Mature Male California Mantis

Subject:  Sunflower Fruit Fly and immature California Mantis on Cannabis
Geographic location of the bug:  Mount Washington, Los Angeles, California
Date: 07/15/2021
Time: 09:39 AM EDT
Your letter to the bugman:  Dear Bugman,
As you know, we are having muggy weather in Los Angeles and the humidity seems to bring out more bugs.  My “girls” of 2021 are starting to show their stigmas and they are beginning to attract new insects.  I don’t have any identification requests for you today, but I wanted to submit a new photo of the pretty Fruit Fly you identified as Paracantha cultaris in 2019.  It is on a first generation plant (a genie) from a seed that I found on the Kernal Kush I grew last year.  The flies really like my Cannabis, and you assured me they will not harm my plants, and that they actually are associated with sunflowers which are always growing near the Cannabis.  I think it is sad that this pretty fly doesn’t have a common name and I would like to suggest Sunflower Fruit Fly.
I also eagerly await the appearance of immature California Mantids on my plants and I’m including an image of an inch long individual on my favorite strain Woodhead, and this is the fifth year I have grown plants descended from the original Woodhead I grew in 2017.  Once again, it is so nice to see you posting again.
How you want your letter signed:  Constant Gardener

Sunflower Fruit Fly

Dear Constant Gardener,
Thanks for your kind words.  It is curious that this distinctive fly does not have a common name and Sunflower Fruit Fly does seem very appropriate in light of BugGuide’s comment:  “breeds in
Helianthus annuus” which is identified on CalScape as simply Sunflower.  Also, thanks for being so conscious of native insects in your horticultural endeavors.

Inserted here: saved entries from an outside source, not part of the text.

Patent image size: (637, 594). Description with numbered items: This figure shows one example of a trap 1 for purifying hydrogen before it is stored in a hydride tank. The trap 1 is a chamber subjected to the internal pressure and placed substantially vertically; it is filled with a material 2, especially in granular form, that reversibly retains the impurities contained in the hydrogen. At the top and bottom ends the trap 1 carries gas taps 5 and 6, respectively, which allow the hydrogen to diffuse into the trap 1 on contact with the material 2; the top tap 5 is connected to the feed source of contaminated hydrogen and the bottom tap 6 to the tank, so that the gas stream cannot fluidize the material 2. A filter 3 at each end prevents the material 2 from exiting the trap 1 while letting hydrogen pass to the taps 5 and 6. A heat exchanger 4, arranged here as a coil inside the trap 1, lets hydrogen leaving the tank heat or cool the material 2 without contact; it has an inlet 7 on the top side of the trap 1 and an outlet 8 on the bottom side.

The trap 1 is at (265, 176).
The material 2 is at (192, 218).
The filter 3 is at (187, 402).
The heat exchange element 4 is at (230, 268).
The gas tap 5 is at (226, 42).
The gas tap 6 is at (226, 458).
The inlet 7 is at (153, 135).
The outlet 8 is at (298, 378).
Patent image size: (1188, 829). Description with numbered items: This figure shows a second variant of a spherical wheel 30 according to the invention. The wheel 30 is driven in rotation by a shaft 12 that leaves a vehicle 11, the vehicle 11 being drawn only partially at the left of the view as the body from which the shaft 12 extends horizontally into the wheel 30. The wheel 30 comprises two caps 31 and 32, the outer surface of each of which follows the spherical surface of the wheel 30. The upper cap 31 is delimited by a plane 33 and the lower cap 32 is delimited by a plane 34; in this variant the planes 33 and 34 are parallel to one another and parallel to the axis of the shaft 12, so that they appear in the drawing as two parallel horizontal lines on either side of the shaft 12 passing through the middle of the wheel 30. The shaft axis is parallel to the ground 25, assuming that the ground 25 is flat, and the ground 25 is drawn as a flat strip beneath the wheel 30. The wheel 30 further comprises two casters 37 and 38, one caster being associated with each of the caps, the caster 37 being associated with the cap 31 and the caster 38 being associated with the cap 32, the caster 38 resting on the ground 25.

Immature California Mantid

Subject:  Monarch Caterpillar and Chrysalis on Indian Milkweed
Geographic location of the bug: Elyria Canyon State Park, Mount Washington, Los Angeles, California
Date: 06/29/2021
Time: 8:30 AM PDT
Your letter to the bugman:  Dear Readers,
As part of physical therapy rehabilitation for knee surgery, Daniel has begun hiking again, and this morning he was pleased to find first a Monarch Chrysalis and then a Monarch Caterpillar feeding on Kotolo or Indian or Wooley Milkweek,
Aesclepius eriocarpa, in Elyria Canyon State Park.

Monarch Caterpillar

Monarch Chrysalis

Subject:  Solitary Bee and Gray Hairstreak
Geographic location of the bug: Mount Washington, Los Angeles, California
Date: 06/26/2021
Time: 11:01 AM PDT
Your letter to the bugman:  Dear Readers,
There are numerous native Bees visiting blossoms in Daniel’s garden right now, and he does have difficulty with some species identifications.  This pollen-laden Solitary Bee was being very elusive, flying away when Daniel aimed his magicphone and attempted to move in for a closeup.  Most of the images are blurry.  When a Gray Hairstreak appeared and Daniel turned his attention to the Gossamer Wing, the Solitary Bee decided to ZOOM bomb the photo.  The Bee may be
Anthophorula albicans which is pictured on BugGuide and the Natural History of Orange County.